Assim, minha vida passou a ter outro sentido, antes inimaginável para um descrente em Deus. Passei a experimentar uma riqueza de pensamento elevado, experiências, sensações e sentimentos e emoções positivas nunca antes experimentados, como nessa mensagem, que recebi ainda ontem pelo WhatsApp e que agora divido contigo. Parecia bem comum como muitas, que recebo. Não era. A msg de uma paciente (não identificada no texto) foi profundamente tocante para mim, a ponto de eu lagrimar de surpresa, com uma bola presa na garganta, em meio a uma vida médica tão desgastante e rotineira, onde elogios são poucos. Eis a mensagem:
“Boa tarde Dr Paulo, não fui mais me consultar por estar passando por uma depressão muito forte, quero agradecer pelo cuidado e ter me poupado do meu emocional ser abalado mais uma vez depois de tantas coisas que passei em julho mudei de cardiologista em … e ele solicitou aquele exame que o senhor havia pedido eco transesofágico com sedação então descobri tudo o que tenho nasci já com o problema os três profissionais que me atenderam foram maravilhosos vou ter que fazer um cateterismo primeiro depois a cirurgia fui aos dois médicos e falei que precisava me preparar para janeiro eles falaram se tiver uma que lhe chame pois é um grande profissional por ter pedido esse exame e saberá o que fazer eles são maravilhosos assim como o senhor sempre foi comigo fui ao que faz cateterismo e o cirurgião inclusive essa cirurgia ele faz também por laparoscopia o corte é menor porém a demora maior a outra forma é peito aberto que tudo sairá bem é tudo muito tranquilo.
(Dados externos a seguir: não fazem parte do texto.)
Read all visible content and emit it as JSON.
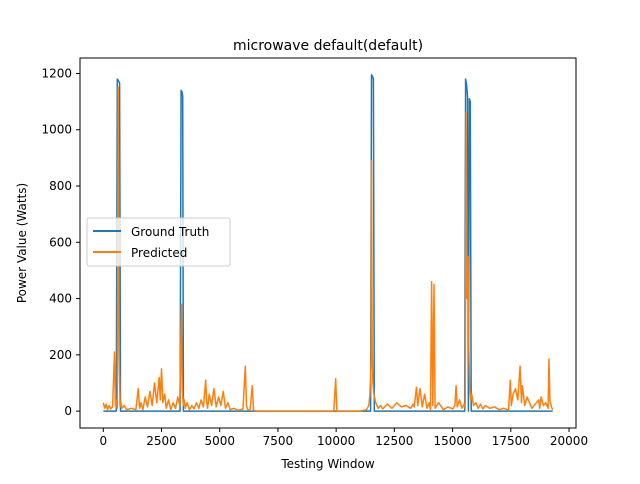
{
  "chart_data": {
    "type": "line",
    "title": "microwave default(default)",
    "xlabel": "Testing Window",
    "ylabel": "Power Value (Watts)",
    "xlim": [
      -1000,
      20300
    ],
    "ylim": [
      -60,
      1255
    ],
    "xticks": [
      0,
      2500,
      5000,
      7500,
      10000,
      12500,
      15000,
      17500,
      20000
    ],
    "xtick_labels": [
      "0",
      "2500",
      "5000",
      "7500",
      "10000",
      "12500",
      "15000",
      "17500",
      "20000"
    ],
    "yticks": [
      0,
      200,
      400,
      600,
      800,
      1000,
      1200
    ],
    "ytick_labels": [
      "0",
      "200",
      "400",
      "600",
      "800",
      "1000",
      "1200"
    ],
    "grid": false,
    "legend_position": "center-left",
    "series": [
      {
        "name": "Ground Truth",
        "color": "#1f77b4",
        "x": [
          0,
          560,
          600,
          650,
          700,
          740,
          3300,
          3340,
          3380,
          3410,
          3440,
          11480,
          11520,
          11560,
          11600,
          11640,
          15520,
          15560,
          15600,
          15640,
          15680,
          15720,
          15760,
          15800,
          19300
        ],
        "y": [
          0,
          0,
          1180,
          1175,
          1165,
          0,
          0,
          1140,
          1135,
          1120,
          0,
          0,
          1195,
          1190,
          1180,
          0,
          0,
          1180,
          1160,
          1120,
          0,
          1110,
          1100,
          0,
          0
        ]
      },
      {
        "name": "Predicted",
        "color": "#ff7f0e",
        "x": [
          0,
          60,
          120,
          180,
          250,
          320,
          400,
          480,
          520,
          560,
          600,
          640,
          680,
          720,
          760,
          800,
          900,
          1000,
          1200,
          1400,
          1500,
          1560,
          1620,
          1700,
          1800,
          1900,
          2000,
          2100,
          2200,
          2300,
          2400,
          2450,
          2500,
          2560,
          2640,
          2700,
          2800,
          2900,
          3000,
          3100,
          3200,
          3280,
          3320,
          3360,
          3380,
          3400,
          3440,
          3480,
          3520,
          3600,
          3700,
          3800,
          3900,
          4000,
          4100,
          4200,
          4300,
          4400,
          4440,
          4480,
          4550,
          4650,
          4750,
          4850,
          4950,
          5050,
          5150,
          5250,
          5350,
          5450,
          5600,
          5800,
          6000,
          6100,
          6150,
          6200,
          6300,
          6400,
          6450,
          6500,
          6600,
          7000,
          8000,
          9000,
          9900,
          9980,
          10030,
          10100,
          11000,
          11300,
          11400,
          11450,
          11500,
          11520,
          11550,
          11580,
          11620,
          11700,
          11800,
          11900,
          12000,
          12200,
          12400,
          12600,
          12800,
          13000,
          13200,
          13300,
          13350,
          13450,
          13500,
          13600,
          13700,
          13800,
          13900,
          14000,
          14050,
          14100,
          14150,
          14200,
          14250,
          14400,
          14600,
          14800,
          15000,
          15100,
          15150,
          15200,
          15300,
          15400,
          15500,
          15540,
          15580,
          15620,
          15660,
          15700,
          15740,
          15780,
          15820,
          15900,
          16000,
          16100,
          16200,
          16300,
          16400,
          16600,
          16800,
          17000,
          17200,
          17400,
          17480,
          17520,
          17600,
          17700,
          17800,
          17900,
          17960,
          18000,
          18100,
          18200,
          18400,
          18600,
          18700,
          18740,
          18800,
          18900,
          19000,
          19100,
          19140,
          19180,
          19250,
          19300
        ],
        "y": [
          30,
          10,
          25,
          5,
          20,
          8,
          15,
          210,
          20,
          40,
          10,
          1150,
          200,
          15,
          30,
          10,
          20,
          5,
          10,
          5,
          80,
          10,
          30,
          5,
          50,
          15,
          70,
          20,
          100,
          30,
          120,
          40,
          150,
          30,
          60,
          10,
          40,
          5,
          30,
          10,
          50,
          20,
          180,
          380,
          120,
          60,
          20,
          40,
          10,
          30,
          5,
          20,
          8,
          30,
          10,
          40,
          15,
          110,
          30,
          10,
          60,
          20,
          80,
          15,
          50,
          20,
          70,
          10,
          30,
          5,
          10,
          3,
          8,
          160,
          20,
          5,
          3,
          90,
          5,
          2,
          0,
          0,
          0,
          0,
          0,
          115,
          0,
          0,
          0,
          5,
          20,
          60,
          170,
          890,
          200,
          100,
          60,
          30,
          10,
          20,
          8,
          25,
          10,
          30,
          15,
          20,
          10,
          25,
          15,
          85,
          20,
          80,
          15,
          60,
          10,
          30,
          5,
          460,
          20,
          450,
          10,
          30,
          5,
          15,
          8,
          20,
          90,
          15,
          40,
          10,
          25,
          10,
          1060,
          400,
          550,
          200,
          80,
          40,
          60,
          20,
          30,
          10,
          25,
          8,
          20,
          10,
          15,
          5,
          10,
          3,
          110,
          20,
          60,
          80,
          40,
          160,
          30,
          90,
          20,
          50,
          10,
          30,
          40,
          10,
          50,
          20,
          30,
          10,
          185,
          40,
          15,
          5
        ]
      }
    ]
  }
}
Quando estiver me sentindo melhor, irei com o senhor.
Hoje eu entendo porque o senhor dizia que eu era um milagre.
Muito obrigada pela atenção e carinho que sempre teve comigo.
Lembro-me que o senhor até se emocionou quando fez um exame em mim e disse: tua fé é muito grande”.
Amigos, familiares, colegas, pacientes e desconhecidos, sabendo que escrevo, carinhosamente, pedem para que eu não pare com esse hobby. Não parerei; em verdade, eu preciso escrever. É minha catarse e “cachaça”.
“Não desejo as glórias literárias de um escritor, mas apenas o reconhecimento do paciente, de que no seu atendimento busquei fazer o meu melhor por ele”.